Written in elegant, elliptical prose, the book illuminates the post-1960s migrant experience and the sacrifices these communities made while building new lives in Australia.
Some of the most touching passages are personal reflections. In one chapter, he evokes nostalgia for a lost 1960s Australia by listing products and brand names his parents stocked in their kiosk. Another anecdote describes a family wedding where Kouvaros’s parents receive rapturous applause for their 50-year union. In that moment, Kouvaros writes, ‘… all the memories, large and small, that bound these two people had been lured out of their hiding places and were demanding their due.’
A professor of film studies, Kouvaros expertly guides us through his personal artistic canon of family, home, and memory. In ‘The Keys to the House’, he examines how filmmakers depict domestic spaces. ‘The Phantom’s Call’ looks at hauntings and the past’s impact on the present. ‘The Work of Mourning’ delves into family grief and loss through Georgia Metaxas’s portrait series The Mourners.

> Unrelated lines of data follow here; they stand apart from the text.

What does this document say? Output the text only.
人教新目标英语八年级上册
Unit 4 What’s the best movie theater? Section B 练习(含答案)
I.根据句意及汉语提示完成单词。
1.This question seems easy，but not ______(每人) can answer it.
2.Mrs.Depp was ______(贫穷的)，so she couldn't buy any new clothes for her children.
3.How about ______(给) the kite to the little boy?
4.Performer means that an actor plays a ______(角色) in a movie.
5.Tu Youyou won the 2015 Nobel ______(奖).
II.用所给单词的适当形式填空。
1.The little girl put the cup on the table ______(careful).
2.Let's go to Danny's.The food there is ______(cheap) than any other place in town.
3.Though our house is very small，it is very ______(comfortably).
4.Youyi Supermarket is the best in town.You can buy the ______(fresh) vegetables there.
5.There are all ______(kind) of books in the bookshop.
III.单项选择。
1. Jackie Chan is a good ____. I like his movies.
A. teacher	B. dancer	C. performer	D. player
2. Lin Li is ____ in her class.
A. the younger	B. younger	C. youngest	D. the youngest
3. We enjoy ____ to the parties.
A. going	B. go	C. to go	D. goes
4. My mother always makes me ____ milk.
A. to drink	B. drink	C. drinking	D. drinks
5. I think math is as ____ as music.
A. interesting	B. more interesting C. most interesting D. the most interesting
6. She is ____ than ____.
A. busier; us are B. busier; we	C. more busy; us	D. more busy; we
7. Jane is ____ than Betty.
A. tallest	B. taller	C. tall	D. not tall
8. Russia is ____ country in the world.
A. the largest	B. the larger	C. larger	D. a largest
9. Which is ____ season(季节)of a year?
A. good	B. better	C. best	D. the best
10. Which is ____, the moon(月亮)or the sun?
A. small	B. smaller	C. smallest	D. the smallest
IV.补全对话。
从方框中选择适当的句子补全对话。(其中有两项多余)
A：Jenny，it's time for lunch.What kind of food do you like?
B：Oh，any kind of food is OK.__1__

For those who enjoy film and photographic criticism, Patrimonies is a rare treat. Kouvaros’s knowledge of cinema gives his writing a luminous quality, allowing him to evoke his upbringing in rich visual detail and move back and forth in time with a director’s flair.
Sifting through memory, faded photos, and half-remembered family lore, Patrimonies ultimately encourages us to contemplate our forebears’ lives with grace and humility. In doing so, Kouvaros suggests we may find a shared narrative, however imperfect and fragmentary it may be.